Features
Last Call For EMI
Citigroup has reportedly whittled down the bidders for EMI to a select group and asked them to come back with their best offers by Oct. 5.
The whole deal should be done and dusted by the end of the year, according to the Los Angeles Times, which cited “executives familiar with the auction.”
Citi’s had control of EMI since February, when former owner Terra Firma allegedly defaulted on the loans it needed to complete its £4.2 billion purchase of the English music company in 2007.
At the beginning of September, Terra Firma chief Guy Hands began a High Court battle in London to establish Citi’s reasons for seizing control, given that his private equity firm’s loan covenant tests weren’t due for another month.
The Times also said Citi was prepared to entertain bids from companies that wanted to buy all of EMI, such as Len Blavatnik’s Access Industries, as well as bidders looking to pick up only part of it.
Apart from Blavatnick, who has just bought Warner Music Group, the other names in the frame are widely reported to include Sony Corp., BMG Rights Management, Universal Music Group, and a couple of U.S.-based private equity firms.
EMI chief exec Roger Faxon has expressed a wish that the company be sold as one going concern, but the consensus among UK business analysts is that it will get sold in whatever way raises the most cash for Citi.

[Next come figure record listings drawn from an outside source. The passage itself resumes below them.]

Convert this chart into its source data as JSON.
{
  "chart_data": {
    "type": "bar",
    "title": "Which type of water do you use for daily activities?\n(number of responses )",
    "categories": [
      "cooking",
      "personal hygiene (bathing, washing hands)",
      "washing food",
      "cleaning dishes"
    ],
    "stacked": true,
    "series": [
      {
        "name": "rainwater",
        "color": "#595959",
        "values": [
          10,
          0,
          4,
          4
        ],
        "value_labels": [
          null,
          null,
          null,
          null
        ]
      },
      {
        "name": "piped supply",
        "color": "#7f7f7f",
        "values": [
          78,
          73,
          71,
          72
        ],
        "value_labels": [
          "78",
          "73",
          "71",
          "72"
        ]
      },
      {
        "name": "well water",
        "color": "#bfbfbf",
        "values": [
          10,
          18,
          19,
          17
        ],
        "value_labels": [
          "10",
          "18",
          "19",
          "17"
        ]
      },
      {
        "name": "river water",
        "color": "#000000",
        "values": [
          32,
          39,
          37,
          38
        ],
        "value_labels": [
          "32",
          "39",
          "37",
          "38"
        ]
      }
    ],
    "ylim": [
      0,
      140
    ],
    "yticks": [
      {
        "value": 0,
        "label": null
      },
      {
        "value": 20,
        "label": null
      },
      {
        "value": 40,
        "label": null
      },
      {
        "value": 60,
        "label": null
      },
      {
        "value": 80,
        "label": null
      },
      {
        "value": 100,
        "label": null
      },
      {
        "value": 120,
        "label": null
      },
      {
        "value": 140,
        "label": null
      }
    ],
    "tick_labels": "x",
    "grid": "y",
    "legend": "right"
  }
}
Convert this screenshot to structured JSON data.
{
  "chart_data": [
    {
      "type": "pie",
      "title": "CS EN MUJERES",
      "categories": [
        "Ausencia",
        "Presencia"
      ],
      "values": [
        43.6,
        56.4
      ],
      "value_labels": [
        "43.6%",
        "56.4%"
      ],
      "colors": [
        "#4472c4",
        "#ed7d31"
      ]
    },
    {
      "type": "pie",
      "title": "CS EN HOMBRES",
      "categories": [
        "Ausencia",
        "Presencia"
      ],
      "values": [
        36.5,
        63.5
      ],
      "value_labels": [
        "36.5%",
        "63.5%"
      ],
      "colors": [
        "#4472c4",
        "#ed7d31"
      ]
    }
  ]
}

EMI’s publishing unit is smaller than its recorded music business but it’s still the most profitable.
Although indies association IMPALA says it’s unlikely the various regulatory authorities would allow EMI to be sold to another major label, the Times is among the papers suggesting – given the economic climate – that may not be the issue it would have been three or four years ago.
Such a deal would reduce the number of major record labels from four to three, down from six in the late 1990s.